Expression of AR and β-Catenin in normal prostate tissues and tumor samples. A tissue microarray containing 9 prostate tumors and 4 normal prostate tissue samples was stained with antibodies against AR and β-Catenin. In normal prostate tissues, the low levels of AR expression, compared with the high levels in prostate cancer cells, were indicated by lack of AR staining in cells (A); β-Catenin was predominantly located at the normal cytoplasmic membrane (B). In late stage prostate cancer samples, AR was substantially overexpressed in the nuclei of the prostate cancer cells (C) where nuclear β-Catenin staining was also observed in some of these cells (D).

Figure 6

The recruitment of AR and β-Catenin to Wnt signaling target genes as well as PSA promoter and enhancer region using CHIP analysis. LNCaP cells in phenol-red free RPMI with 5% charcoal-stripped serum were treated with either 10 nM DHT, 100 ng/ml Wnt3A, or no treatment for 16 hours before cross-linking. Anti-β-Catenin (A, B, G and H) and anti-AR (C, D, E and F) antibodies, together with negative control IgG were then used for immunoprecipitation.
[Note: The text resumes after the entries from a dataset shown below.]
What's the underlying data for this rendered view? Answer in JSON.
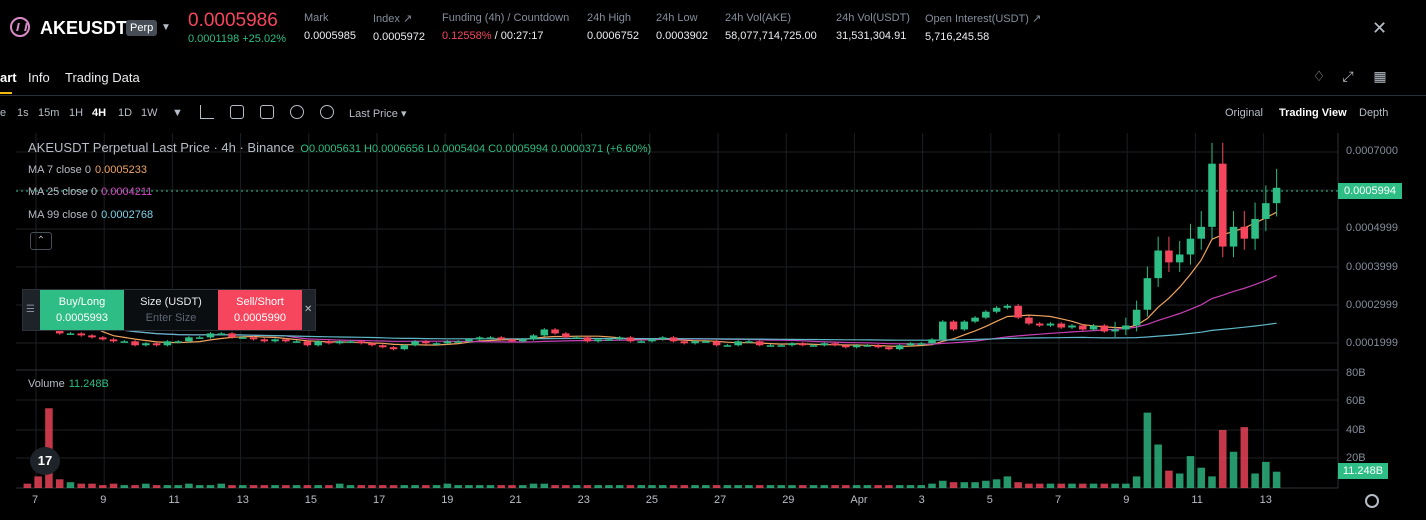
{
  "header": {
    "symbol": "AKEUSDT",
    "badge": "Perp",
    "last_price": "0.0005986",
    "change": "0.0001198 +25.02%",
    "stats": [
      {
        "label": "Mark",
        "value": "0.0005985"
      },
      {
        "label": "Index ↗",
        "value": "0.0005972"
      },
      {
        "label": "Funding (4h) / Countdown",
        "value_red": "0.12558%",
        "value": " / 00:27:17"
      },
      {
        "label": "24h High",
        "value": "0.0006752"
      },
      {
        "label": "24h Low",
        "value": "0.0003902"
      },
      {
        "label": "24h Vol(AKE)",
        "value": "58,077,714,725.00"
      },
      {
        "label": "24h Vol(USDT)",
        "value": "31,531,304.91"
      },
      {
        "label": "Open Interest(USDT) ↗",
        "value": "5,716,245.58"
      }
    ]
  },
  "tabs": [
    "art",
    "Info",
    "Trading Data"
  ],
  "toolbar": {
    "intervals": [
      "e",
      "1s",
      "15m",
      "1H",
      "4H",
      "1D",
      "1W"
    ],
    "active_interval": "4H",
    "price_type": "Last Price",
    "views": [
      "Original",
      "Trading View",
      "Depth"
    ],
    "active_view": "Trading View"
  },
  "legend": {
    "title": "AKEUSDT Perpetual Last Price · 4h · Binance",
    "ohlc": "O0.0005631 H0.0006656 L0.0005404 C0.0005994 0.0000371 (+6.60%)",
    "ma": [
      {
        "label": "MA 7 close 0",
        "value": "0.0005233",
        "color": "#f0a35e"
      },
      {
        "label": "MA 25 close 0",
        "value": "0.0004211",
        "color": "#c840b8"
      },
      {
        "label": "MA 99 close 0",
        "value": "0.0002768",
        "color": "#7fd3e6"
      }
    ]
  },
  "order_panel": {
    "buy_label": "Buy/Long",
    "buy_price": "0.0005993",
    "size_label": "Size (USDT)",
    "size_placeholder": "Enter Size",
    "sell_label": "Sell/Short",
    "sell_price": "0.0005990"
  },
  "price_axis": [
    "0.0007000",
    "0.0004999",
    "0.0003999",
    "0.0002999",
    "0.0001999"
  ],
  "current_price_tag": "0.0005994",
  "volume": {
    "label": "Volume",
    "value": "11.248B",
    "axis": [
      "80B",
      "60B",
      "40B",
      "20B"
    ],
    "tag": "11.248B"
  },
  "dates": [
    "7",
    "9",
    "11",
    "13",
    "15",
    "17",
    "19",
    "21",
    "23",
    "25",
    "27",
    "29",
    "Apr",
    "3",
    "5",
    "7",
    "9",
    "11",
    "13"
  ],
  "logo": "17",
  "colors": {
    "up": "#2ebd85",
    "down": "#f6465d"
  },
  "chart_data": {
    "type": "candlestick",
    "interval": "4h",
    "price_ylim": [
      0.00015,
      0.00072
    ],
    "volume_ylim": [
      0,
      80
    ],
    "closes": [
      0.00032,
      0.00028,
      0.00024,
      0.00023,
      0.00023,
      0.000225,
      0.00022,
      0.000215,
      0.00021,
      0.00021,
      0.0002,
      0.000205,
      0.0002,
      0.00021,
      0.00021,
      0.00022,
      0.00022,
      0.00023,
      0.00023,
      0.00022,
      0.00022,
      0.000215,
      0.00021,
      0.000215,
      0.00021,
      0.00021,
      0.0002,
      0.00021,
      0.000205,
      0.00021,
      0.00021,
      0.000205,
      0.0002,
      0.000195,
      0.00019,
      0.0002,
      0.00021,
      0.000205,
      0.000205,
      0.00021,
      0.00021,
      0.000215,
      0.00022,
      0.00022,
      0.000215,
      0.00021,
      0.000215,
      0.000225,
      0.00024,
      0.00023,
      0.00022,
      0.00022,
      0.00021,
      0.000215,
      0.000215,
      0.00022,
      0.00021,
      0.00021,
      0.000215,
      0.00022,
      0.00021,
      0.000205,
      0.00021,
      0.00021,
      0.0002,
      0.0002,
      0.00021,
      0.00021,
      0.0002,
      0.0002,
      0.0002,
      0.000205,
      0.0002,
      0.0002,
      0.000205,
      0.0002,
      0.000195,
      0.0002,
      0.0002,
      0.000195,
      0.00019,
      0.0002,
      0.000205,
      0.000205,
      0.000215,
      0.00026,
      0.00024,
      0.00026,
      0.00027,
      0.000285,
      0.000295,
      0.0003,
      0.00027,
      0.000255,
      0.00025,
      0.000255,
      0.000245,
      0.00025,
      0.00024,
      0.00025,
      0.000235,
      0.00024,
      0.00025,
      0.00029,
      0.00037,
      0.00044,
      0.00041,
      0.00043,
      0.00047,
      0.0005,
      0.00066,
      0.00045,
      0.0005,
      0.00047,
      0.00052,
      0.00056,
      0.000599
    ],
    "volumes": [
      3,
      8,
      55,
      6,
      4,
      3,
      3,
      2,
      3,
      2,
      2,
      3,
      2,
      2,
      2,
      3,
      2,
      2,
      3,
      2,
      2,
      2,
      2,
      2,
      2,
      2,
      2,
      2,
      2,
      3,
      2,
      2,
      2,
      2,
      2,
      2,
      2,
      2,
      2,
      3,
      2,
      2,
      2,
      2,
      2,
      2,
      2,
      3,
      3,
      2,
      2,
      2,
      2,
      2,
      2,
      2,
      2,
      2,
      2,
      2,
      2,
      2,
      2,
      2,
      2,
      2,
      2,
      2,
      2,
      2,
      2,
      2,
      2,
      2,
      2,
      2,
      2,
      2,
      2,
      2,
      2,
      2,
      2,
      2,
      3,
      5,
      4,
      4,
      4,
      5,
      6,
      8,
      4,
      3,
      3,
      3,
      3,
      3,
      3,
      3,
      3,
      3,
      3,
      8,
      52,
      30,
      12,
      10,
      22,
      14,
      8,
      40,
      25,
      42,
      10,
      18,
      11.248
    ],
    "moving_averages": [
      {
        "name": "MA 7 close 0",
        "value": 0.0005233
      },
      {
        "name": "MA 25 close 0",
        "value": 0.0004211
      },
      {
        "name": "MA 99 close 0",
        "value": 0.0002768
      }
    ]
  }
}
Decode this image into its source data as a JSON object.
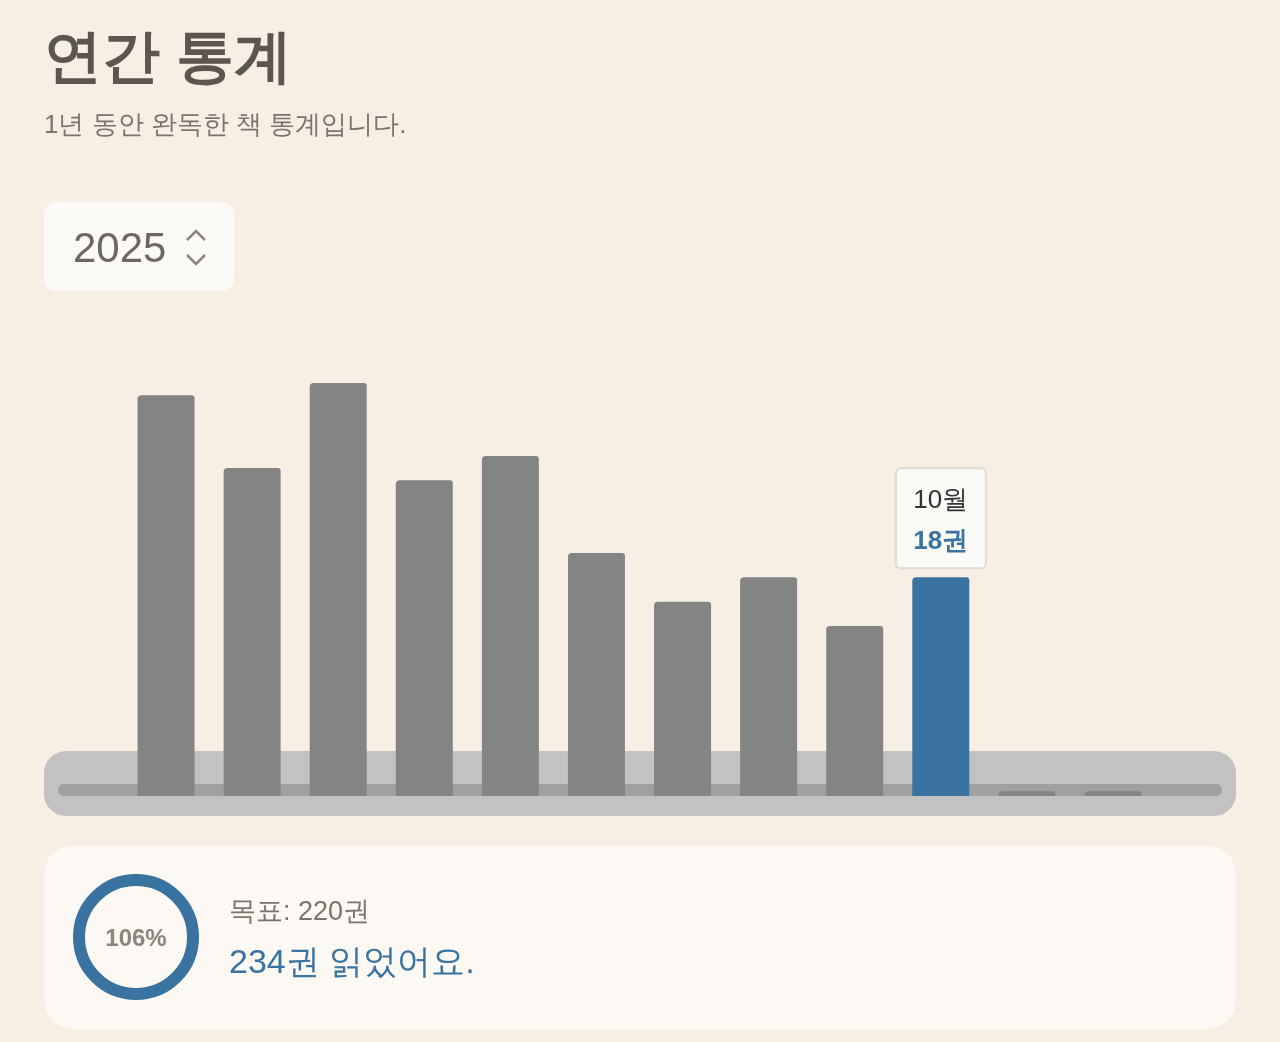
{
  "chart_data": [
    {
      "type": "bar",
      "title": "연간 통계",
      "subtitle": "1년 동안 완독한 책 통계입니다.",
      "annotations": [
        "2025"
      ],
      "categories": [
        null,
        null,
        null,
        null,
        null,
        null,
        null,
        null,
        null,
        "10월",
        null,
        null
      ],
      "values": [
        33,
        27,
        34,
        26,
        28,
        20,
        16,
        18,
        14,
        18,
        0.4,
        0.4
      ],
      "colors": [
        "#848484",
        "#848484",
        "#848484",
        "#848484",
        "#848484",
        "#848484",
        "#848484",
        "#848484",
        "#848484",
        "#3b73a0",
        "#848484",
        "#848484"
      ],
      "value_labels": [
        null,
        null,
        null,
        null,
        null,
        null,
        null,
        null,
        null,
        "18권",
        null,
        null
      ],
      "tick_labels": false
    },
    {
      "type": "other",
      "annotations": [
        "106%",
        "목표: 220권",
        "234권 읽었어요."
      ]
    }
  ]
}
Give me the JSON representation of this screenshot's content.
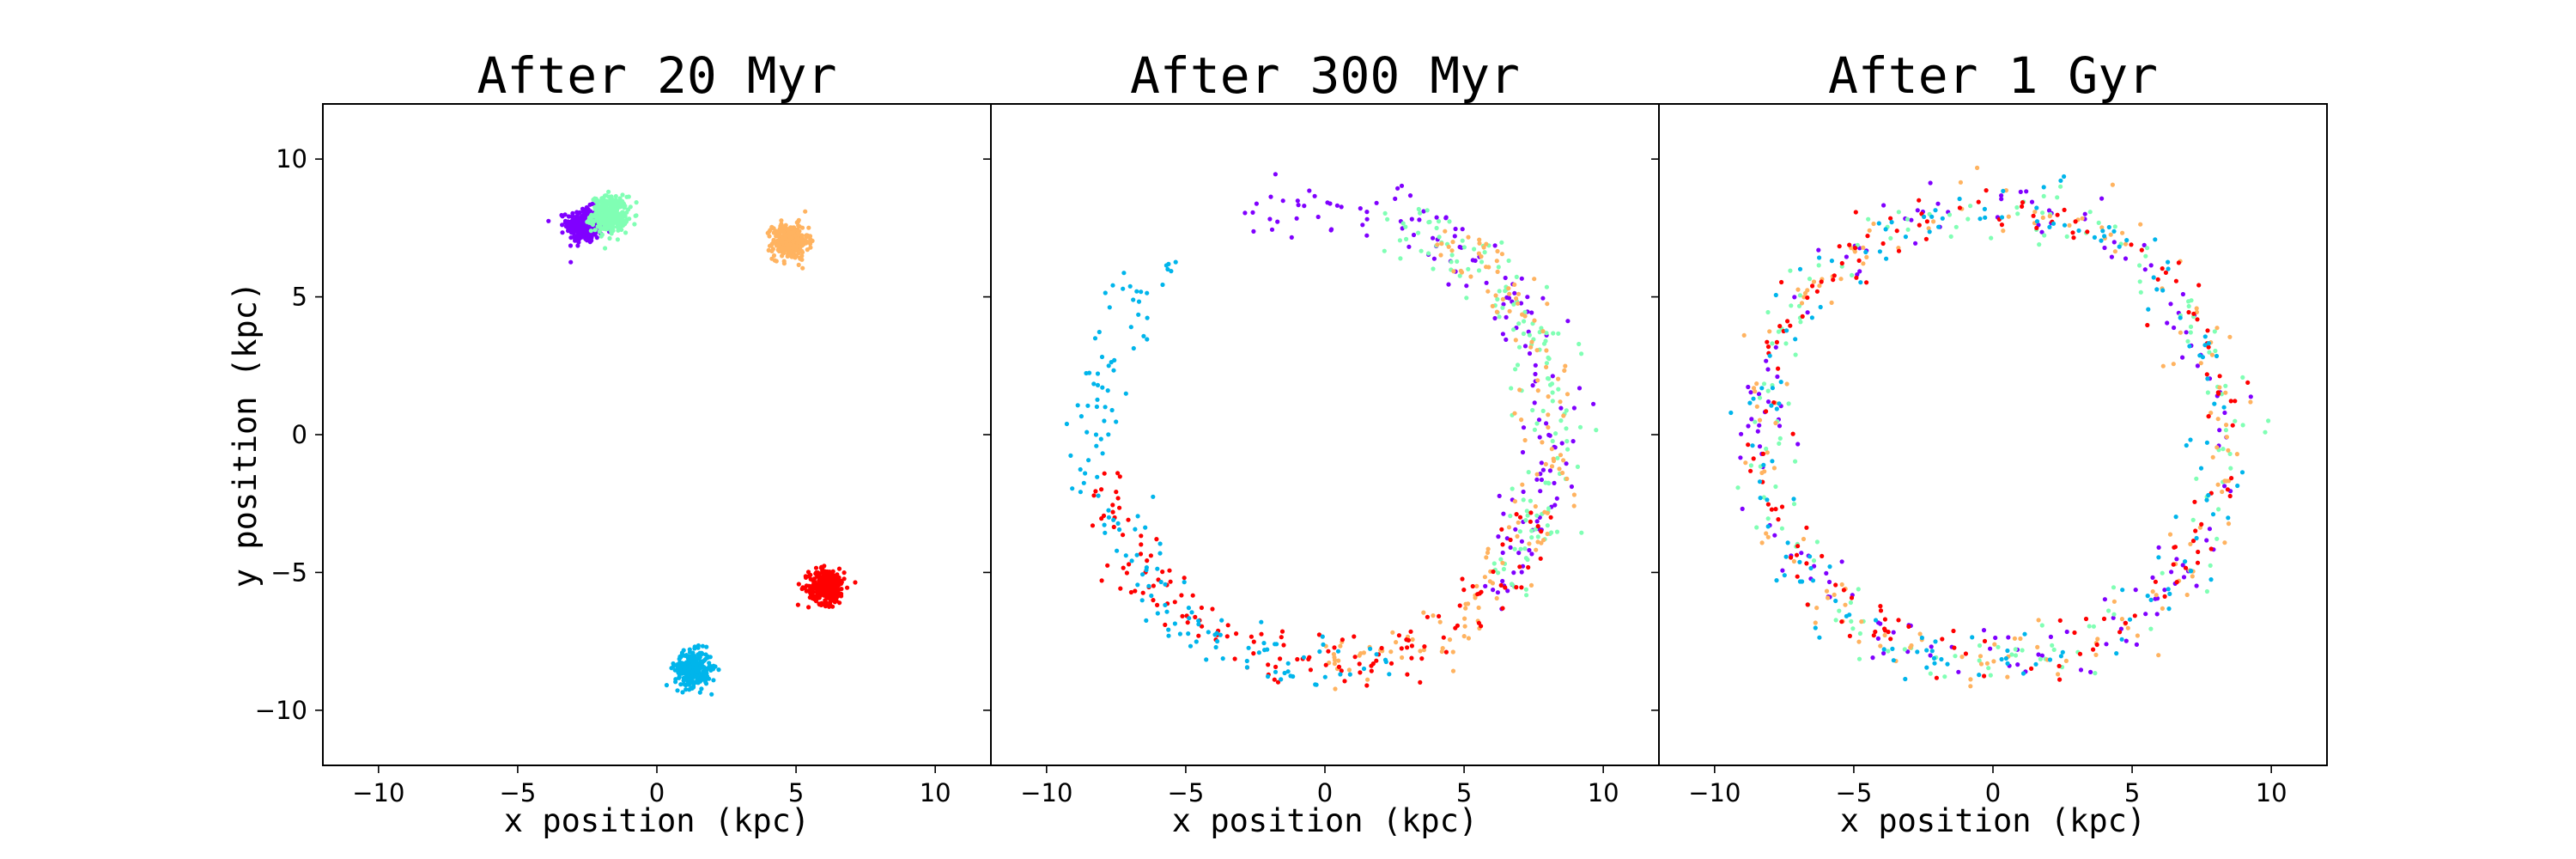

After reverse crosslinking and DNA purification, PCR products were analyzed using the Agilent 2100 bioanalyzer. Percent of input is shown here to compare the levels of β-Catenin or AR at the promoter or enhancer region of PSA, or the promoter region of Cyclin D1 or Myc.

Figure 7

Working model for the interaction of AR and Wnt/β-Catenin signaling pathway in castration-resistant prostate cancer cells. In normal conditions, Wnt and androgen signaling function at different cell populations (A&B). In prostate cancer where both pathways may be deregulated in the same cells, androgens may inhibit the input of AR into the Wnt signaling pathway where β-Catenin can potentiate the AR signaling (C). In castration-resistant prostate cancer cells, Wnt can activate both signaling pathways turning the unliganded AR into a coactivator of the Wnt dependent transcriptional program (D).